For public health, this is a cheery prospect, although the rate of decline is not yet big enough to break out the champagne. For shareholders, however, the prospect of persistently decreasing sales creates concerns for the long-term value of their investments. Not surprising, then, that BAT couched its news about increasingly steep falls in tobacco use with a promise to go after  "new generations" and "new consumers" for other nicotine products.

This post compiles data from BAT and other sources on tobacco sales in 2019.

Cigarette sales in Canada are down by 7.5% in the past year.

Cigarette companies (including GRE) are required to provide Health Canada with monthly wholesale data, including the number sold for each brand and the average monthly price in each province.
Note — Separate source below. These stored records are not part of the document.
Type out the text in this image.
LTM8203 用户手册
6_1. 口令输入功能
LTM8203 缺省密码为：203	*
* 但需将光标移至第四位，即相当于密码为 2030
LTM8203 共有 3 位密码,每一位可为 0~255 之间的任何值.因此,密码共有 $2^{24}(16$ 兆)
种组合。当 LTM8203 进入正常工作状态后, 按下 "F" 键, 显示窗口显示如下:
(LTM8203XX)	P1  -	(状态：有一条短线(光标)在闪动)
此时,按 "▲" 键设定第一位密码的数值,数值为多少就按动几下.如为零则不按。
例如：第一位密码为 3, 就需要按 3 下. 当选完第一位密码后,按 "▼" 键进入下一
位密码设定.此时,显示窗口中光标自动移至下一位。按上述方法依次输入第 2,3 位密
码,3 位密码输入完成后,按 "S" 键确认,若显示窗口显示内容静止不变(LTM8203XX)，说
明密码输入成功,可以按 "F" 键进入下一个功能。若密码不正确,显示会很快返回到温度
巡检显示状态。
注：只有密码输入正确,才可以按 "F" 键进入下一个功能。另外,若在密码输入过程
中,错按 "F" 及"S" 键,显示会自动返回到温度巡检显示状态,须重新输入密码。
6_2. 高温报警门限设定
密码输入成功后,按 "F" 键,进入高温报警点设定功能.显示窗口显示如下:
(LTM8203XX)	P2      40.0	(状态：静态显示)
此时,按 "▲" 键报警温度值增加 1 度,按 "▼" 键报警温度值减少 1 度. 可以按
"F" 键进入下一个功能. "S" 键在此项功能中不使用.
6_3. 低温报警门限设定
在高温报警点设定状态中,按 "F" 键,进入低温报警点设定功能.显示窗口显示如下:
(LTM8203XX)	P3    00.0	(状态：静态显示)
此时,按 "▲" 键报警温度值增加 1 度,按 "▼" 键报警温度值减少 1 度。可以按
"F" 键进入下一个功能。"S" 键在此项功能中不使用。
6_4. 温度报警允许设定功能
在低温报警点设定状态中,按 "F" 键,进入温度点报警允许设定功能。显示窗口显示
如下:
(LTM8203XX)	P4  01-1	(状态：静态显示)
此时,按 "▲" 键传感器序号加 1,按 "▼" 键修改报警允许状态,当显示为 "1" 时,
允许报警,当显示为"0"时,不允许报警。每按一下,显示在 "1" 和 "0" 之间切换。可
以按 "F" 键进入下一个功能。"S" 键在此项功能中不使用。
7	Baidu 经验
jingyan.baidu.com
In February, this data was shared: cigarette sales fell from 25.8 billion sticks in 2018 to 23.9 billion in 2019. This was a sharper decline than in previous years.

The unexpected size of the decrease had been signalled earlier in September by Imperial Tobacco, which told an ontario court that "The tobacco industry in Canada appears to be experiencing a higher than historic downward trend in the volume of cigarettes sold.”  In February, Philip Morris International also reported on the decline (which it measured at 7.7%), attributing it "to the impact of cumulative price increases, as well as the growing prevalence of e-vapor products.”


The decline in legal shipments was greater in some parts of Canada than in others -- 3 times as much in Ontario as in Quebec. The difference in provinces may suggest the extent to which different factors - like increased contraband, lower smoking or more substitutions with vaping products -  are playing a role. Interprovincial comparison will be made easier once data on smoking prevalence for 2019 is made available with the release of the 2019 Canadian Community Health Survey and more information comes on line from the 2019 Canadian Tobacco and Nicotine Survey.



Cigarette sales are down by similar amounts in many other comparable countries

For several decades, national tobacco use has been viewed through the lense of a global epidemic, with differing market patterns as the epidemic takes hold and then as populations recover. Canada is among many countries which are considered to be in the "recovering" stage of this epidemic, as are Australia, France, the United Kingdom, the United States and others. Comparisons with such countries is useful to assess whether this year's progress is much better than expected, or whether it is in line with the normal trajectory.

It would appear that other developed countries are experiencing steady and sizeable reductions in sales. Canada's experience last year of a 7.5% reduction is about twice the global rate of decline -- but not much different than that experience in Japan or Australia. As mentioned above, these countries have taken very different approaches with respect to tobacco control generally and the regulation of alternative nicotine products.


Data is messy and country-comparisons are difficult

The chart above is not useful for drawing conclusions about why cigarettes sales in any one country are falling faster or slower than in another. There are too many obvious issues that could be influencing the difference to link the difference to a particular policy decision or economic event. Illicit sales could be increasing or decreasing, the smoking populations could be at different ages (North American Baby Boomers are now reaching their mid-70s, when deaths from smoking are expected). Prices could be causing smokers to cut down, or alternative products could be substituting for some or all of a nicotine-users tobacco consumption.

Illicit sales are said to account for some -- but only a little -- of the global decrease in consumption.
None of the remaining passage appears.